Taste: The bready malts set the stage here before those trademark Saison notes steal the show with peppery spice, a nice earthiness and grassiness, subtle clove, and musty tones that mimic wet hay and an attic during a humid summer. The hops have a bit more power here and brighten the profile with tones of grapefruit and tropical fruits, but notes of mango and stone fruit (mostly unripe peach and dried apricot) actually lend some support to that musty yeast quality as well. A gentle floral tone rounds everything off and closes out the profile.
Mouthfeel: Medium in body with a medium carbonation level, this beer casually slips across the palate and finishes nice and dry. The hops outwork the malts a bit, but they avoid taking the spotlight from the all-important Saison yeast character. At 6.4% ABV, this beer does bring a light building heat in the throat, but it is not at all out of hand.
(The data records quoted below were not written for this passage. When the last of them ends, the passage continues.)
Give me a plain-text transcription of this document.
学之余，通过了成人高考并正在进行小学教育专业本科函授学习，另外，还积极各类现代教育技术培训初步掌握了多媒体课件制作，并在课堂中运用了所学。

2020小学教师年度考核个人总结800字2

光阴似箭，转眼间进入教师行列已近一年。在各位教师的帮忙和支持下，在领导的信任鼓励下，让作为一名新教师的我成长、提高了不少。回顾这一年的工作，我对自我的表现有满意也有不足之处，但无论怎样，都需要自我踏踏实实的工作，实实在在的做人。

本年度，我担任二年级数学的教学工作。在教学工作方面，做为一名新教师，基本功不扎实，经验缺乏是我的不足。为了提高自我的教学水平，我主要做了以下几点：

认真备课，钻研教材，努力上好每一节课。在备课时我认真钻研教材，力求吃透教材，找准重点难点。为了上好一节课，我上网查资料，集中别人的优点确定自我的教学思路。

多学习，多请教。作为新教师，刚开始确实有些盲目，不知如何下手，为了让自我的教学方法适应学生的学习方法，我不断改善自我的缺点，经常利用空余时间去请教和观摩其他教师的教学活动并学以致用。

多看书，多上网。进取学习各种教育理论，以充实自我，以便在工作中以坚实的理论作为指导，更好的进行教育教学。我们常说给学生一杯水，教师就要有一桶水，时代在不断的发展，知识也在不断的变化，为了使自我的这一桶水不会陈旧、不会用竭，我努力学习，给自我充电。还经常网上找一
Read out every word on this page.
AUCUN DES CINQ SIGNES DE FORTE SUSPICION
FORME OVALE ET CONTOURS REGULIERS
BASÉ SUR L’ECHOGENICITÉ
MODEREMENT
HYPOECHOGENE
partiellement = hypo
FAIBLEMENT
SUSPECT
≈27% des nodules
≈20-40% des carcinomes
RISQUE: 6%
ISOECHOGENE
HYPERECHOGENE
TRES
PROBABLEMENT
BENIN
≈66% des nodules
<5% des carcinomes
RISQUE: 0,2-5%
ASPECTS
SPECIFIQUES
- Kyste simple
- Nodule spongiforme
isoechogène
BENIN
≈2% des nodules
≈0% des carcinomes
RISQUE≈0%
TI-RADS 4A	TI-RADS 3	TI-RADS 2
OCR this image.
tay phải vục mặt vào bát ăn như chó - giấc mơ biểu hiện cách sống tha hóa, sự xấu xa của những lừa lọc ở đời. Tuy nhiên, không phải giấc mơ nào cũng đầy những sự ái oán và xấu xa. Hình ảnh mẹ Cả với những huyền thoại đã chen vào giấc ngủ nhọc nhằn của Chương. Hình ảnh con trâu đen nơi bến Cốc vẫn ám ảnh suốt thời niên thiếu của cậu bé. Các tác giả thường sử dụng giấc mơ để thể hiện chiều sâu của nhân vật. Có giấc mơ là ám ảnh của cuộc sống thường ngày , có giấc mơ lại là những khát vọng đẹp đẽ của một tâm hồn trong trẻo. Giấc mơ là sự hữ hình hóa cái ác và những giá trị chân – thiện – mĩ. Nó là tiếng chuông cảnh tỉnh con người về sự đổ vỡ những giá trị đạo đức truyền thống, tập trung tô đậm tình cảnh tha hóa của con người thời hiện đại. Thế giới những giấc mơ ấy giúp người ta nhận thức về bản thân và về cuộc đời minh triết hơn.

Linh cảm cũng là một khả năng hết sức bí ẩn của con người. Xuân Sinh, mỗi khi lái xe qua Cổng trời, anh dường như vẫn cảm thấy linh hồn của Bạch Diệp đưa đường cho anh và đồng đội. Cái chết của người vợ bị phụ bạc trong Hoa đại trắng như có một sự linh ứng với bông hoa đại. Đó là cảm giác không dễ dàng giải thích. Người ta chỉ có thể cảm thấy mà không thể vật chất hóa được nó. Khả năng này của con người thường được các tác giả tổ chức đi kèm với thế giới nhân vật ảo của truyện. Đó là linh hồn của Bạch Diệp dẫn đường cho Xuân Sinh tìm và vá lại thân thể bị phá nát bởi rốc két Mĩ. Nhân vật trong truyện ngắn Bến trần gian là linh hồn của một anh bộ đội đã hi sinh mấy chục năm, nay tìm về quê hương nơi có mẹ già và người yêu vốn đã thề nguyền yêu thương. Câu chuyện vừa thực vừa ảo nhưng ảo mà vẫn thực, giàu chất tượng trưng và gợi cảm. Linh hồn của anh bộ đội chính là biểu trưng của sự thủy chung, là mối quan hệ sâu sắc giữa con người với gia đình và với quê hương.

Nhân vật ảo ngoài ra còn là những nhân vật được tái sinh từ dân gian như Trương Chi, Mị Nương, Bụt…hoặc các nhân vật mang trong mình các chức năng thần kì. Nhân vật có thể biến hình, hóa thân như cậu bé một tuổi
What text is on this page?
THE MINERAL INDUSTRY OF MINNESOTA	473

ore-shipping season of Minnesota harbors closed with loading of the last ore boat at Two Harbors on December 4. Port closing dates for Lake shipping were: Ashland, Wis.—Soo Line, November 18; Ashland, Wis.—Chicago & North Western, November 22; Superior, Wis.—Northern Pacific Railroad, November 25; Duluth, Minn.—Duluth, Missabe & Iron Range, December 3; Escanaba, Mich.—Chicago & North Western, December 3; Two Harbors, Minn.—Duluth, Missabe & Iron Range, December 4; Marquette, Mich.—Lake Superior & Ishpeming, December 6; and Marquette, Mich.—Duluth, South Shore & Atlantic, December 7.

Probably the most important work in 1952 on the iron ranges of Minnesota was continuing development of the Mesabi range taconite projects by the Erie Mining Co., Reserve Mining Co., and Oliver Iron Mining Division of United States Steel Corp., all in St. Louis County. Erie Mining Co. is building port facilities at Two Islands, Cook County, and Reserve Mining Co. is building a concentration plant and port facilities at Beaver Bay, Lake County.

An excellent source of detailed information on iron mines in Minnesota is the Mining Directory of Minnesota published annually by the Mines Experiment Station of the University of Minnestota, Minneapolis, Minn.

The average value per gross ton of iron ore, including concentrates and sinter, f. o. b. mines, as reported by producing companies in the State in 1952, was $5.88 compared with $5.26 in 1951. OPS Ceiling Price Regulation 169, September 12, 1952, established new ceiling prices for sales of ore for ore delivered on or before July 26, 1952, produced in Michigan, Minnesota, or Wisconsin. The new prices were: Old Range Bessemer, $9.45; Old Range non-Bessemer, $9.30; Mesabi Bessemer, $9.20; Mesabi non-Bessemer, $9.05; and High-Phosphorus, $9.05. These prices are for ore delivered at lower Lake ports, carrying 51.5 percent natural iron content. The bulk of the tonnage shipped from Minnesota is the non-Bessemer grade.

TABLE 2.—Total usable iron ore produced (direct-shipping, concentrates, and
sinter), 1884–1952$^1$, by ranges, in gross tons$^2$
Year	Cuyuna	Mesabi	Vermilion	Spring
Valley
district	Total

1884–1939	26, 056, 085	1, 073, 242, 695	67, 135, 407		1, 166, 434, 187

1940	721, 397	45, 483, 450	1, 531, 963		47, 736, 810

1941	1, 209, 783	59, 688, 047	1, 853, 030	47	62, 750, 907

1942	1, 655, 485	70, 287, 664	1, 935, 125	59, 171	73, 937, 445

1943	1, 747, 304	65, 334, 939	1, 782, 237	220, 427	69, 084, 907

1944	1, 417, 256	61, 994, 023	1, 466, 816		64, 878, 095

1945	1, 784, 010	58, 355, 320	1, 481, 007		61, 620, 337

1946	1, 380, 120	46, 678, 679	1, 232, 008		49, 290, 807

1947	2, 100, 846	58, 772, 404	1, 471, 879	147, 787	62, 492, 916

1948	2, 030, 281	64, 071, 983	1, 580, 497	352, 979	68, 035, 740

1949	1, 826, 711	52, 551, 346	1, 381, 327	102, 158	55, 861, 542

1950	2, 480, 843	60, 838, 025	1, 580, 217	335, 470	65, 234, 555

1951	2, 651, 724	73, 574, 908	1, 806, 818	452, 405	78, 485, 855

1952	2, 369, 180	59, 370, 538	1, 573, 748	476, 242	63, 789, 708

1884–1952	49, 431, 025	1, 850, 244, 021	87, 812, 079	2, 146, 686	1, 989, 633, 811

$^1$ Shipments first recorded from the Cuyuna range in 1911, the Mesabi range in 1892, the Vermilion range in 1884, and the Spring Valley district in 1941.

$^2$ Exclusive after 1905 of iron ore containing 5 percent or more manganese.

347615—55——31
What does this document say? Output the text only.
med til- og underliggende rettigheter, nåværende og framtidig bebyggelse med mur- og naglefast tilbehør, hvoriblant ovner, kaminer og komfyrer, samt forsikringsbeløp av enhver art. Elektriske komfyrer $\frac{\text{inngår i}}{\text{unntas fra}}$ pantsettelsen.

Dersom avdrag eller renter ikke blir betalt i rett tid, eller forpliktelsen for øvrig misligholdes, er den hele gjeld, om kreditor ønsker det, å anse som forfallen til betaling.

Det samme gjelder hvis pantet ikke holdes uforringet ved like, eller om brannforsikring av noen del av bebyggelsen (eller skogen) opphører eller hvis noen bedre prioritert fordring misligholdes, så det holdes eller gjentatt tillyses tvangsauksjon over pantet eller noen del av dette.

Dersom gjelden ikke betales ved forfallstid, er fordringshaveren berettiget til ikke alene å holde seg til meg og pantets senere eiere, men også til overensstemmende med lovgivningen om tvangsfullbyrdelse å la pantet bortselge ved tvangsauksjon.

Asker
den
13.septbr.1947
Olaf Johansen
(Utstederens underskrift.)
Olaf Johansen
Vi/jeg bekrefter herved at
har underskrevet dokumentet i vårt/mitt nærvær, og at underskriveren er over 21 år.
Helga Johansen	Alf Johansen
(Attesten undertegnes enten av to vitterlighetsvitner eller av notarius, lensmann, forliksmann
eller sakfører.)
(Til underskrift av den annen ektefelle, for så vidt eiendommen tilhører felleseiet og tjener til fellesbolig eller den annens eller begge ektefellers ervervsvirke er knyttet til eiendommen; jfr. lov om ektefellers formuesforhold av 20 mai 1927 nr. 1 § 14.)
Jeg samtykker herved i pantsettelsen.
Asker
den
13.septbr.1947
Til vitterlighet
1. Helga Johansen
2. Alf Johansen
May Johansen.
The aftertaste leaves behind just a grace of yeast esters that easily entices the drinker to take another sip.
Final Thoughts: After landing in Manchester, New Hampshire and starting our vacation by road-tripping to Portland, Maine, we asked every brewer, bartender and server that we ran across along the way the same question: “What is the one brewery around here that we have to check out?” The first answer out of everyone’s mouth was Earth Eagle Brewings.
That level of endorsement says a lot, but a beer like Nebraska says even more about Earth Eagle and quickly validates those ardent recommendations. We say that because this is a wonderfully executed, classic take on the Saison style, and that is no small feat. Yes, we are aware that Nebraska is listed as a not-so-traditional “Hoppy Saison”, but those carefully selected Motueka and Mosaic hops were deployed to balance and actually accentuate the elegant and dynamic nature of the chosen strain of Saison yeast. The hops add some charm, but they know their place and never overwhelm. It is incredibly apparent that the brewers at Earth Eagle set out to make Nebraska shine bright as a real Saison capable of capturing the attention and imagination of European brewers dedicated to this style, and they clearly pulled it off in our estimation.
All in all, we can confirm that Nebraska is a truly special beer and Earth Eagle Brewings is a truly special brewery. Be sure to check them out if you ever find yourself anywhere within driving distance of Portsmouth, New Hampshire. Seriously. Do it. Prost!